In 2017, the species was split into two subspecies: the nominate subspecies (C. t. trifasciata) is endemic to the Chinese mainland provinces of Fujian, Guangdong, Hong Kong, and Guangxi, and Cuora trifasciata luteocephala on Hainan Island. C. t. luteocephala can be differentiated from the mainland nominate subspecies C. t. trifasciata by the pure pale yellow (luteo) head (cephala) pattern, the thick black bars on the carapace, the general orange-brown carapace color, and a different plastral pattern. Reaching up to 25 cm SCL and weighing over 2 kg, it reaches a generally larger size than the mainland form.
This turtle has a long history in Chinese folklore and traditional Chinese medicine. In recent years, C. trifasciata has become a financial investment and status symbol in China, and is the most sought-after turtle species in China.

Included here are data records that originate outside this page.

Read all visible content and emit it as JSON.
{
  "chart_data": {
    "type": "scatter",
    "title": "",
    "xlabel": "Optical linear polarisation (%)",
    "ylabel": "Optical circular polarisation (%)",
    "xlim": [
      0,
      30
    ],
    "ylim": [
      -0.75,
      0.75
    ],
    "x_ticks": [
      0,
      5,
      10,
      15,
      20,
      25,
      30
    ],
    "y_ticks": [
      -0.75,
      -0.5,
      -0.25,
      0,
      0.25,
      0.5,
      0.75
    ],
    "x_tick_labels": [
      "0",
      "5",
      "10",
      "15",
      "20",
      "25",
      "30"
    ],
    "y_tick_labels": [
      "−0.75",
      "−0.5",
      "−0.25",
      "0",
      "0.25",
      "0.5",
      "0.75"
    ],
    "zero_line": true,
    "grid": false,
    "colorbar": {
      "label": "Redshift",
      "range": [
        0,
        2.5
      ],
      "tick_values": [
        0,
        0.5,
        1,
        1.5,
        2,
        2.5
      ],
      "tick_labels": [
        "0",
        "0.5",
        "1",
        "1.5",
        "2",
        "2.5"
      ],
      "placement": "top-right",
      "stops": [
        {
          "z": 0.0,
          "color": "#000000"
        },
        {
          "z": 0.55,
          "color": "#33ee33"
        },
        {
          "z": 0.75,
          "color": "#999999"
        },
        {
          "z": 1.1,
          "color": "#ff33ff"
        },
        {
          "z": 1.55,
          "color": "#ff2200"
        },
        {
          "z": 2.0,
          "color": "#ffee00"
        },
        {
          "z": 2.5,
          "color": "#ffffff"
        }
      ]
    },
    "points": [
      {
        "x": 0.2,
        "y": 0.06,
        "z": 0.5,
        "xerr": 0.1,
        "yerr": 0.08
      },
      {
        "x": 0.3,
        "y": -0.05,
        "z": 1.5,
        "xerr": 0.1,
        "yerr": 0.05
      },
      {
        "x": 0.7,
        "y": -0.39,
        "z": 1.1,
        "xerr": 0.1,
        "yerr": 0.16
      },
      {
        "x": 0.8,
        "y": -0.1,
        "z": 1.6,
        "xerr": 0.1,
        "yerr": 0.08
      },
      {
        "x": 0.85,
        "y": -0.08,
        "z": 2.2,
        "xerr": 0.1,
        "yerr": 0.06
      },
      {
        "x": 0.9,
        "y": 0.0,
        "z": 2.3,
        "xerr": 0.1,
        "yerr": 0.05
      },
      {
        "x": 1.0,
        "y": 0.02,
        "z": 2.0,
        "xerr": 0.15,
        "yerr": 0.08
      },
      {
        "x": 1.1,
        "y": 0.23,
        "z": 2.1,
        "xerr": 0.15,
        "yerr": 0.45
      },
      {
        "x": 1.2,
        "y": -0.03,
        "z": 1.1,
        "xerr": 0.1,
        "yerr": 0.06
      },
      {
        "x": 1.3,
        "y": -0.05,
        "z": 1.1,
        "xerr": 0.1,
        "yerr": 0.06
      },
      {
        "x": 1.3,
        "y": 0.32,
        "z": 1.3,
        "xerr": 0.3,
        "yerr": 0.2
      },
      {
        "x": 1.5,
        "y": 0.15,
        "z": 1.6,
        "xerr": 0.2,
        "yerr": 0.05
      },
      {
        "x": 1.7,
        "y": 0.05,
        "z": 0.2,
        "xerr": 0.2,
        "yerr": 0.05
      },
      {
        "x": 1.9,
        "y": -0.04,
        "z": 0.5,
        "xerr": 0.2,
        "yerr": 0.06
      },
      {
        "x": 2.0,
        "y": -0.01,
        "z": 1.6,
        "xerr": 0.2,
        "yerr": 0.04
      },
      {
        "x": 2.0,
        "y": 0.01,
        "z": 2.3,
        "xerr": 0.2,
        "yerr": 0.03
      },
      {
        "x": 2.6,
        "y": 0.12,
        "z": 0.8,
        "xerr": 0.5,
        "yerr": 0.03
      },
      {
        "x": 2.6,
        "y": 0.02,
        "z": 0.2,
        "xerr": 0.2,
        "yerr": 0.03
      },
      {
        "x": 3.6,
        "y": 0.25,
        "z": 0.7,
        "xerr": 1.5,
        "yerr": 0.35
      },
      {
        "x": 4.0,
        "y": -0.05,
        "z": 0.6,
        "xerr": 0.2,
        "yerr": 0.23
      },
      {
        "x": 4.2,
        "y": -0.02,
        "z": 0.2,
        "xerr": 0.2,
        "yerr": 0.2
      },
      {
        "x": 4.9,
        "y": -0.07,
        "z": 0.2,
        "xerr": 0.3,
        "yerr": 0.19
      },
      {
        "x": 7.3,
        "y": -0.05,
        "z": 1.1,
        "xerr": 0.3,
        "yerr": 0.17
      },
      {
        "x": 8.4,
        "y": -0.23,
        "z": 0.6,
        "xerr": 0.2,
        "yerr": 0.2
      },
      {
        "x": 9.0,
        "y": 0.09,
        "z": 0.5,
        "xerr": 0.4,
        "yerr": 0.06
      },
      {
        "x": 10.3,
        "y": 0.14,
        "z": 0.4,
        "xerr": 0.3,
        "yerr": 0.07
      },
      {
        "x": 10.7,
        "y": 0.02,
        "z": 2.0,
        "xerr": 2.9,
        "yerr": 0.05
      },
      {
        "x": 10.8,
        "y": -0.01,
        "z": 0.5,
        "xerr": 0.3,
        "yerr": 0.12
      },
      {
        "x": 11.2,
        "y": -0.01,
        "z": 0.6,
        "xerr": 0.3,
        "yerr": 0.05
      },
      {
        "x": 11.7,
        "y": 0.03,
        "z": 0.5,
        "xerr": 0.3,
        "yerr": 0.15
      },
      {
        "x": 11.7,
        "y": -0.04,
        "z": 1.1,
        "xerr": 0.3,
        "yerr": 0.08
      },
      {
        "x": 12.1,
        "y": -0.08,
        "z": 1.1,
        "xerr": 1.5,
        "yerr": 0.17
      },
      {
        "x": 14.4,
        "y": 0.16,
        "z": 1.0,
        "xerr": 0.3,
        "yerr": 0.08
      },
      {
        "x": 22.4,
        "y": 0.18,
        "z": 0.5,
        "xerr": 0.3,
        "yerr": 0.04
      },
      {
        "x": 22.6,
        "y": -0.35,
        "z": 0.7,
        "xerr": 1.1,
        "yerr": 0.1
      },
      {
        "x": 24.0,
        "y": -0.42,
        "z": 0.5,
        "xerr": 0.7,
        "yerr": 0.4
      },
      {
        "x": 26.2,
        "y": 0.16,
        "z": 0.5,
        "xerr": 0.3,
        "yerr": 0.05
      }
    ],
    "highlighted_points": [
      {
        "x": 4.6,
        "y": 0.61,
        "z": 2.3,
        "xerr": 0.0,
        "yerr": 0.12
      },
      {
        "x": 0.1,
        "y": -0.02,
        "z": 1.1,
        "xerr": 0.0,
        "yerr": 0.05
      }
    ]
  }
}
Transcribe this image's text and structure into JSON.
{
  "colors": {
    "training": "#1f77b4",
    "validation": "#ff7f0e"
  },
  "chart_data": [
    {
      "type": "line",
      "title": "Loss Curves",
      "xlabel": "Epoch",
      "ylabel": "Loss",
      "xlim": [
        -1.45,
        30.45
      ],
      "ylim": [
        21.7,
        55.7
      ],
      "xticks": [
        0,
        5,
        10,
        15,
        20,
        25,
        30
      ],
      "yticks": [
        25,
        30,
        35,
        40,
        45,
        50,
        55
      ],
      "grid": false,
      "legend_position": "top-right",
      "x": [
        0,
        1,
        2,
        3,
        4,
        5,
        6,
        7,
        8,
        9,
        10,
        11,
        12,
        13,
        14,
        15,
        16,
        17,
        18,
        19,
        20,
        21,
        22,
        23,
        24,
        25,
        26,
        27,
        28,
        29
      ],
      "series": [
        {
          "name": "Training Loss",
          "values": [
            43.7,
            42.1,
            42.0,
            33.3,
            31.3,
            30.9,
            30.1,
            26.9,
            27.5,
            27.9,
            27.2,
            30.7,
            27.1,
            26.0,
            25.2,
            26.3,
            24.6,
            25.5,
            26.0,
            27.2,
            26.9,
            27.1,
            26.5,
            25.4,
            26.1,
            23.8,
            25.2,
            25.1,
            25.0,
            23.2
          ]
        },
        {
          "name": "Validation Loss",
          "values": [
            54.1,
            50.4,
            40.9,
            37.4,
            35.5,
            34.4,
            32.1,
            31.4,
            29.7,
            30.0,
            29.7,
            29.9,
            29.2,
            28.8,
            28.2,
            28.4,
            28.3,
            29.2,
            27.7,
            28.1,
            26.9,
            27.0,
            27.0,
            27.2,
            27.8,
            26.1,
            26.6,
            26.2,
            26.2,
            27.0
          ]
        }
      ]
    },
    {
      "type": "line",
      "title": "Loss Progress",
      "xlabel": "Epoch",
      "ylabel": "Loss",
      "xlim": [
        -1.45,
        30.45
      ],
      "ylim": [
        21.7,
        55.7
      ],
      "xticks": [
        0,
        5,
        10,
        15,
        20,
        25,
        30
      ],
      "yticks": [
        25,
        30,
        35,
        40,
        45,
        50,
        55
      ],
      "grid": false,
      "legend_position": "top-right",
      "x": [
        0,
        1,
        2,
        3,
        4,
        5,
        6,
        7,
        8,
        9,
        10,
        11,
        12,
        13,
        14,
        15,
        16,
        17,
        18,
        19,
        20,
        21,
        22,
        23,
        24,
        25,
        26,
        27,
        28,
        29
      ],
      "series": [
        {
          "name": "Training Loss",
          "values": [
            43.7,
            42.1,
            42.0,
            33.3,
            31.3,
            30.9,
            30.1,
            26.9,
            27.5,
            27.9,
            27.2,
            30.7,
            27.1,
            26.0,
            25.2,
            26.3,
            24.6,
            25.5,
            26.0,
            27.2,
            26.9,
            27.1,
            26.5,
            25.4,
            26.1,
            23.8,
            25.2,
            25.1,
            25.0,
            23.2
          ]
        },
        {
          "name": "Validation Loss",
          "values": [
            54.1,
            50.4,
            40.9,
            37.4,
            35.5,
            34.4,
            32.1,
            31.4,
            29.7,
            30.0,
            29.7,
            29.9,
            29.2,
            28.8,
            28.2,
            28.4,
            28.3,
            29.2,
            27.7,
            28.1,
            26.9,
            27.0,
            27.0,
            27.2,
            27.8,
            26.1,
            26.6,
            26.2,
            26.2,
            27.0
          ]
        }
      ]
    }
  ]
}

Its Chinese name translates as “Golden Coin Turtle” because of its value. It is being farmed by the thousands in China, but the demand for wild specimens is still high.
The last three decades of intense collecting and massive habitat destruction and degradation have brought it to the brink of extinction in the wild. Estimates are as low as 500 specimens remaining throughout the range. Fewer than twenty specimens per year are still reported by collectors. Hong Kong was long considered a potential stronghold, although in the past decade, illegal trapping has led to an almost complete population collapse in the region. On Hainan, the last holdouts are within heavily guarded military zones. Farmed C. trifasciata are of little conservation value due to potential intergradation/hybridization with related taxa. Fewer than 350 specimens of known taxonomic status are in assurance colonies in Hong Kong, Europe, and the United States. Future release projects in well protected areas are currently being considered, but are hindered by the continued high value and consequent demand for the species.